EUROPE - The EVCA is backing efforts to look into disclosure of private equity performance in Europe. At present public institutional investors in Europe are not under pressure to disclose the underlying performance of their individual investments to the public, unlike in the US.
In a member opinion poll regarding the issue, 68% of respondents state that a high level of transparency would have a positive effect on the industry and attract further investment to the private equity. However, whereas most favoured disclosure of fund performance, public disclosure of portfolio company performance was felt as negative for the private equity and venture capital industry, and potentially extremely damaging for the competitive position of the portfolio company itself.

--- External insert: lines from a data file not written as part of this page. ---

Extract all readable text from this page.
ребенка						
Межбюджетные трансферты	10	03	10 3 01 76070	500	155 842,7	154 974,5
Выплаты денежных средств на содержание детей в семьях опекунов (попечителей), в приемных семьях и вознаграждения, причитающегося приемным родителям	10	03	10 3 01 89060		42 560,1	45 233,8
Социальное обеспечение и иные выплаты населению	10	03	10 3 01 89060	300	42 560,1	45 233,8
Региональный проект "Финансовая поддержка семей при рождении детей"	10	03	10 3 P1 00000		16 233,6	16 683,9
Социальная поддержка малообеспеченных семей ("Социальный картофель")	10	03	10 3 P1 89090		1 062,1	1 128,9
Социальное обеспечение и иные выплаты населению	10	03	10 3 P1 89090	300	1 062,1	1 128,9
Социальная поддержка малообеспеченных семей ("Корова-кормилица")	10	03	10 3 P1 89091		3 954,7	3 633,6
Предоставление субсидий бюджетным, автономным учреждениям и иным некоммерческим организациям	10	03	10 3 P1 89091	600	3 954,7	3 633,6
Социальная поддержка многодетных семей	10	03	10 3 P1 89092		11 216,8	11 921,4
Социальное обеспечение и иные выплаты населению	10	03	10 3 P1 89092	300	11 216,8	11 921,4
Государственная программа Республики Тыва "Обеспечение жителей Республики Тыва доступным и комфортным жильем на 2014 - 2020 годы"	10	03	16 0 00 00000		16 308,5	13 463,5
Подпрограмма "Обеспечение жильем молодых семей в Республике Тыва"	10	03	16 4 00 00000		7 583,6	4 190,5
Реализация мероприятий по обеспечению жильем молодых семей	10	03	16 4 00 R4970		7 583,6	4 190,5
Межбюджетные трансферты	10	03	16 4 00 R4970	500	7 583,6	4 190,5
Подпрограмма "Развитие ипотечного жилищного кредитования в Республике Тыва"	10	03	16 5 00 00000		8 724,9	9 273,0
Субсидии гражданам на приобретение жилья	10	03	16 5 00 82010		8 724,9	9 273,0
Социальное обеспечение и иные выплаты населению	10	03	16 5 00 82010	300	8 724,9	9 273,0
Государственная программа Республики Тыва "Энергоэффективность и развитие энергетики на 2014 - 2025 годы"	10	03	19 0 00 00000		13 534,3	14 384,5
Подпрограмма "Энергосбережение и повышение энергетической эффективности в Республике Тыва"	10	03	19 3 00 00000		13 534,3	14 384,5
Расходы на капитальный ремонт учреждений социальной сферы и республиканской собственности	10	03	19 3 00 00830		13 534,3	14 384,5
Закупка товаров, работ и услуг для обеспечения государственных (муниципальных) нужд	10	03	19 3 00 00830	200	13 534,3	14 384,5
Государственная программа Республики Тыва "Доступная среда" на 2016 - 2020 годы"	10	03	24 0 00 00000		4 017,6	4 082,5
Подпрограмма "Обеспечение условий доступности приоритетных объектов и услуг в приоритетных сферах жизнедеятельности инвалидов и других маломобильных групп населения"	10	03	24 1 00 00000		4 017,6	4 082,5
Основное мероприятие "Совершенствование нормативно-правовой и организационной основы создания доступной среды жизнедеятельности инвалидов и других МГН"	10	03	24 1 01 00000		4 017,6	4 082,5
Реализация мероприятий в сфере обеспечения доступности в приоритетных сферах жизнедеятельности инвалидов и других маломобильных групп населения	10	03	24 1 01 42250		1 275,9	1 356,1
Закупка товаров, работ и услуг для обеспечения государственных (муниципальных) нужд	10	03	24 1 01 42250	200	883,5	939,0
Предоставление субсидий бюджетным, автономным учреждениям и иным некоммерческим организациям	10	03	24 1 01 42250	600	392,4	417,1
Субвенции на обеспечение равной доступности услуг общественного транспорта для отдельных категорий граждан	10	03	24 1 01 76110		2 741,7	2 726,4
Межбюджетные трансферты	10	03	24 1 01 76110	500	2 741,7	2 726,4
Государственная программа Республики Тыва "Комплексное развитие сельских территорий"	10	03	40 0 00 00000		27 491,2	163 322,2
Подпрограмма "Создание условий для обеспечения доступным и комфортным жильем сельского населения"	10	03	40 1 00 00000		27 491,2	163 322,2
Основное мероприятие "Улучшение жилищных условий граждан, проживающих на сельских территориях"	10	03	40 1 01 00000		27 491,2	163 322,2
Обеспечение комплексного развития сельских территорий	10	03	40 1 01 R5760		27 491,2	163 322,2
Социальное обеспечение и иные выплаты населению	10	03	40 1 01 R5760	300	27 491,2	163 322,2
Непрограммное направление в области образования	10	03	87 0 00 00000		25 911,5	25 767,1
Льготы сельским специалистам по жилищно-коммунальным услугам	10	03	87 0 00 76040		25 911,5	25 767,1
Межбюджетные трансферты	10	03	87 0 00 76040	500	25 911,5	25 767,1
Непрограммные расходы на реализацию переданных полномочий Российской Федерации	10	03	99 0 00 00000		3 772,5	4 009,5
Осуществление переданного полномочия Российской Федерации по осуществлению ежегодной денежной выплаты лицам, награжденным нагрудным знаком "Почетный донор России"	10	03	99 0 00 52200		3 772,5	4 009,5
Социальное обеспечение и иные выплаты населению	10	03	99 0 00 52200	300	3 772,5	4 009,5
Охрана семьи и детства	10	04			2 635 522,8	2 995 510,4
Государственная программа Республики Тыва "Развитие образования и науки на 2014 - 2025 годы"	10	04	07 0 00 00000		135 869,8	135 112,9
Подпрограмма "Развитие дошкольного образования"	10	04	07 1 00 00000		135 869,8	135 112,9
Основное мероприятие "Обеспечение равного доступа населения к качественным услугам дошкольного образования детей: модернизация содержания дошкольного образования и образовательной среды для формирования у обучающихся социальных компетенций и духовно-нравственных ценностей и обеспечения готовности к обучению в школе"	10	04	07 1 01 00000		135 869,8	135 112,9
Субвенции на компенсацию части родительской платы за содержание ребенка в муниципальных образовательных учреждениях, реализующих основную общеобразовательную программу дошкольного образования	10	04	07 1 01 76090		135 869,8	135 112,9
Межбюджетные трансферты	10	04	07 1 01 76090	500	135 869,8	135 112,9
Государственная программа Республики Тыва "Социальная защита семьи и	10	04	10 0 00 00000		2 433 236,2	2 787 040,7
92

The EVCA comments that writing-down or writing-up of a company’s valuation by a private equity or venture capital fund could be mis-interpreted and harm the company’s competitive position as well as impede ability to negotiate an exit valuation.
The long-term returns from private equity stack up well against other asset returns, argues the EVCA, in a study of pan European benchmarks. This brings down the return over 23 years to an internal rate of return(IIR) of 10.8% for European private equity.
This is attributed to lower company valuations and difficult exit markets. The very short-term returns, using one and three year IRR measures, show returns of –9.2% and 4.1% respectively.
The study found that the funds raised in the past three years account for 34% of the survey’s sample, reflecting the strong growth in the industry in that period. This clearly put further downward pressure on performance, says the EVCA.
Compared with public index returns, had the private equity cash flows been invested in public markets, the returns would have been lower. Over the 23 years when the annualised IIR was 10.8%, the Morgan Stanley Euro Index returned 2.3% per annum, the HSBC Small Company Index –5.7% and JP Morgan Eurobonds 7.2%.